Kimora Bee




malibu canyon, calabasas | washington, dc



September 7, 2015



Loam Magazine 


While I was in Hawai'i I had a life or death experience.

After a nice and extremely strenuous hike up the Koko Crater, my friend, my sister and I decided to go to a local swim spot to cool off. My friend took us to this really beautiful rock that gradually blended into the ocean. I went to the edge and dipped my toes in. The rock was high enough that the cool water just covered my ankles--the perfect remedy for my aching feet. I felt so connected simply enjoying the view and soaking my feet in the water that I closed my eyes and listened to the waves. When I opened my eyes, I noticed a wave that was a little larger than the rest. I didn't think much of it, figuring maybe it would crash against the rock at about my knees.


Before I knew it, the water was coming up to my shoulders. I tried to move further back onto the rock, but it was mossy and super slippery from the sudden crest of the wave. Unable to find a grip, I was pulled by the wave deep into the vastness of the ocean. I could hear the water crashing all around me, and I panicked that I was going to run out of breath and drown. I was so far beneath the surface that it took me a worryingly long while to get to air. When I finally emerged and immediately began to try and swim back to the rock, the current was so strong that I realized I was not going anywhere.

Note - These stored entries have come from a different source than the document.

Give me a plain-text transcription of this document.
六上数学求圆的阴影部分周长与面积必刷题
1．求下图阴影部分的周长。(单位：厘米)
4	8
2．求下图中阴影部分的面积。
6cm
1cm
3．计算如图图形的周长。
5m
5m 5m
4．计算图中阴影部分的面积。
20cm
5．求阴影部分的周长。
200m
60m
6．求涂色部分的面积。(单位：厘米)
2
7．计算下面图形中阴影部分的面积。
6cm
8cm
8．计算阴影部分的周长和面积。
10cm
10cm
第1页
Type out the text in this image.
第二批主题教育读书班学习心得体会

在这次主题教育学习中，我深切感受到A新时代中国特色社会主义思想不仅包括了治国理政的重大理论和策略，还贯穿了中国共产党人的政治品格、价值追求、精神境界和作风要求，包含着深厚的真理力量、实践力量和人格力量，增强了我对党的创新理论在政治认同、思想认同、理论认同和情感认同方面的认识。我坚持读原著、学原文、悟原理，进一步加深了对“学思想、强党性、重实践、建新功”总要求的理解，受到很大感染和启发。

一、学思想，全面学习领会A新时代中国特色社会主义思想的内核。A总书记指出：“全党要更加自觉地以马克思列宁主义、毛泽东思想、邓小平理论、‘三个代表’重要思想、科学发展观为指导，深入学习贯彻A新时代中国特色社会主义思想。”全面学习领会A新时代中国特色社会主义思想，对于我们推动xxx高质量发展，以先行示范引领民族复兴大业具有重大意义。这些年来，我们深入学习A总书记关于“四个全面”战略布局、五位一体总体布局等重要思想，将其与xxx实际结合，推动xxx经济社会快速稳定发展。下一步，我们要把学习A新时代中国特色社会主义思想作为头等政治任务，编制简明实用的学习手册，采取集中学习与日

My friend yelled out, "You're going to be okay!! Just relax." Did he not just see me get swept into the ocean? I looked at my sister, standing there in shock, and found myself reflecting on my neighbor's first-grade pool party. After my baby sister's floaties had gotten away from her, I went swimming across the pool to get them. But she decided to jump on my back and swim with me, so my dad ended up having to jump into the pool with all of his clothes on. I almost drowned. I thought about my family and how sad my mom would be if I was gone, and how hard she worked to afford my college education. I thought about how much left I had to do, how my story was just getting started.


I began to swim with all of my might back to the rock when a second wave crashed down suddenly. It was then that I stopped trying to swim; I'd already learned that the current was too strong to fight. To my astonishment, the wave picked me up and carried me back to the rock. I was a little disheveled and had a bleeding elbow, but I was in one piece all the same. As I layhyperventilating on the rock, I thought about how grateful I was to be alive, to be in such a beautiful place, to be surrounded by such loving people.

In my last post I wrote that "I found Hawaii to be a place where the earth is in constant communication with its inhabitants if they choose to listen carefully." In that moment, I felt as if the earth was truly communicating with me. This wave was a way to prepare me for the future. Living fully requires you to leave your comfort zone, to submerge yourself in the unknown. Nature always wins and you're much better off fighting with her than against her. During tumultuous times, often all you can do is ride the wave (no pun intended) and trust that you will get wherever you need to be.